Ye Wenling (叶文玲; born 4 November 1942) is a Chinese novelist. She was a member of the 6th, 7th and 8th National Committee of the Chinese People's Political Consultative Conference.

==Biography==
Ye was born in Chumen Town, Yuhuan, Zhejiang, China in 1942. She has a brother, Ye Peng (叶鹏).

Ye published her first short stories A Couple of Things (夫妻间的小风波) and Seven Cents (七角钱) when she was 13 years old.

In 1957, Ye enrolled in the Huangyan High School (黄岩高中), but she dropped out when her brother Ye Peng was labeled as a rightist by the government. Later, Ye worked in kindergarten and factory in the day and wrote short stories at night. She published her short stories Xuemei and Me (我和雪梅), Love Thy Neighbours (两家亲) and Fenghuang A'jiao (凤凰阿娇) in East Sea (东海).

From 1966 to 1976, during the Cultural Revolution, Ye published her short story When The Monthly Plan Was Finished (当月计划完成的时候) in the Literature and Art Works (文艺作品选).

In 1977, Ye published her short stories Danmei (丹梅), Snowing in the Chinese New Year's Eve (飘雪的除夕) and The Chinese New Year's Eve Dinner (年饭) in the People's Literature. In 1979, Ye joined the China Writers Association and worked in Henan Literature and Art Association. In 1980, Ye wrote the short stories Xinxiang (心香), The Cane Chair (藤椅) and The Chinese Forget-Me-Not (毋忘草). In the same year, she won the National Excellent Short Story Award.

In 1986, Ye moved to Hangzhou and worked for the Zhejiang Writers Association. In 1990, she became the vice president of the Zhejiang Literature and Art Association. In 1992, she became president of the Zhejiang Writers Association and the Mao Dun Faculty of Arts.

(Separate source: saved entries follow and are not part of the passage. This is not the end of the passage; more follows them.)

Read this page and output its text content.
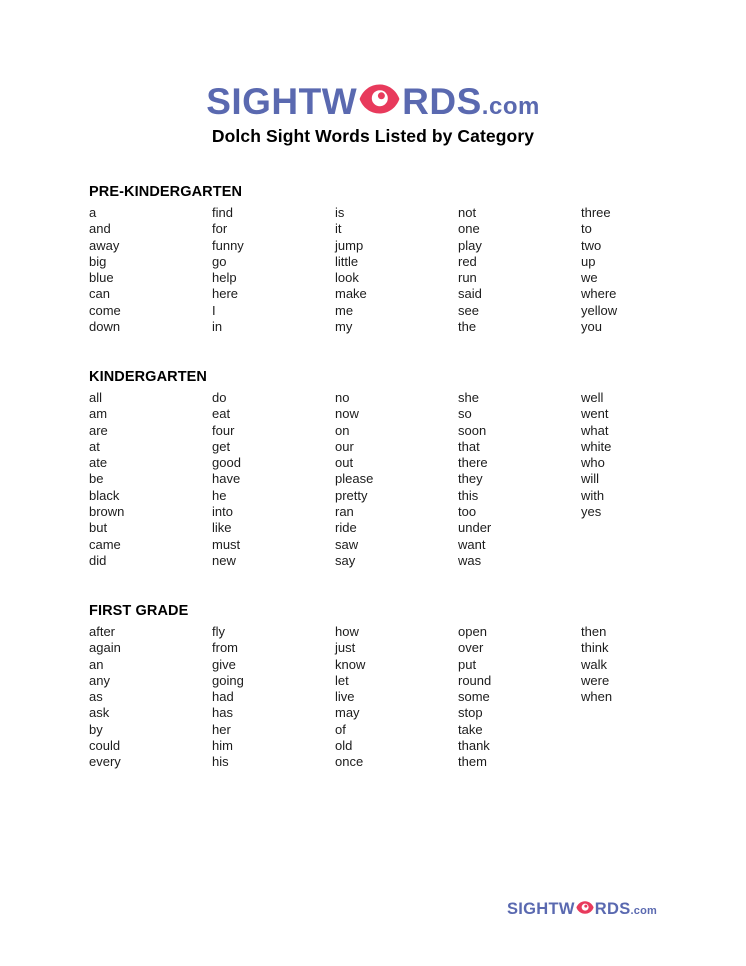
SIGHTW RDS .com
Dolch Sight Words Listed by Category
PRE-KINDERGARTEN
a
and
away
big
blue
can
come
down
find
for
funny
go
help
here
I
in
is
it
jump
little
look
make
me
my
not
one
play
red
run
said
see
the
three
to
two
up
we
where
yellow
you
KINDERGARTEN
all
am
are
at
ate
be
black
brown
but
came
did
do
eat
four
get
good
have
he
into
like
must
new
no
now
on
our
out
please
pretty
ran
ride
saw
say
she
so
soon
that
there
they
this
too
under
want
was
well
went
what
white
who
will
with
yes
FIRST GRADE
after
again
an
any
as
ask
by
could
every
fly
from
give
going
had
has
her
him
his
how
just
know
let
live
may
of
old
once
open
over
put
round
some
stop
take
thank
them
then
think
walk
were
when
SIGHTW RDS .com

From 1990 to 1995, Ye published novels Wumenggu (无梦谷), Wuweichuan (无桅船) and Wuyoushu (无忧树).

==Works==
===Long-gestating novels===
- Wumenggu (无梦谷)
- Wuweichuan (无桅船)
- Wuyoushu(无忧树)

===Short stories===
- A Couple of Things (夫妻间的小风波)
- Seven Cents (七角钱)
- Xuemei and Me (我和雪梅)
- Love Thy Neighbours (两家亲)
- Fenghuang A'jiao (凤凰阿娇)
- Danmei (丹梅)
- Snowing in The Chinese New Year's Eve (飘雪的除夕)
- The Chinese New Year's Eve Dinner (年饭)
- Xinxiang (心香)
- The Cane Chair (藤椅)
- The Chinese Forget-Me-Not (毋忘草)

==Awards==
- National Excellent Short Story Award (1980)
- Chinese Culture Creation Outstanding Achievement Award (1995, New York City)
- Lu Xun Literary and Art Prize (1997)

==Personal life==
In 1962, Ye married Wang Keqi (王克起) in Neixiang County, Henan Province, Wang was a graduate student at Fudan University.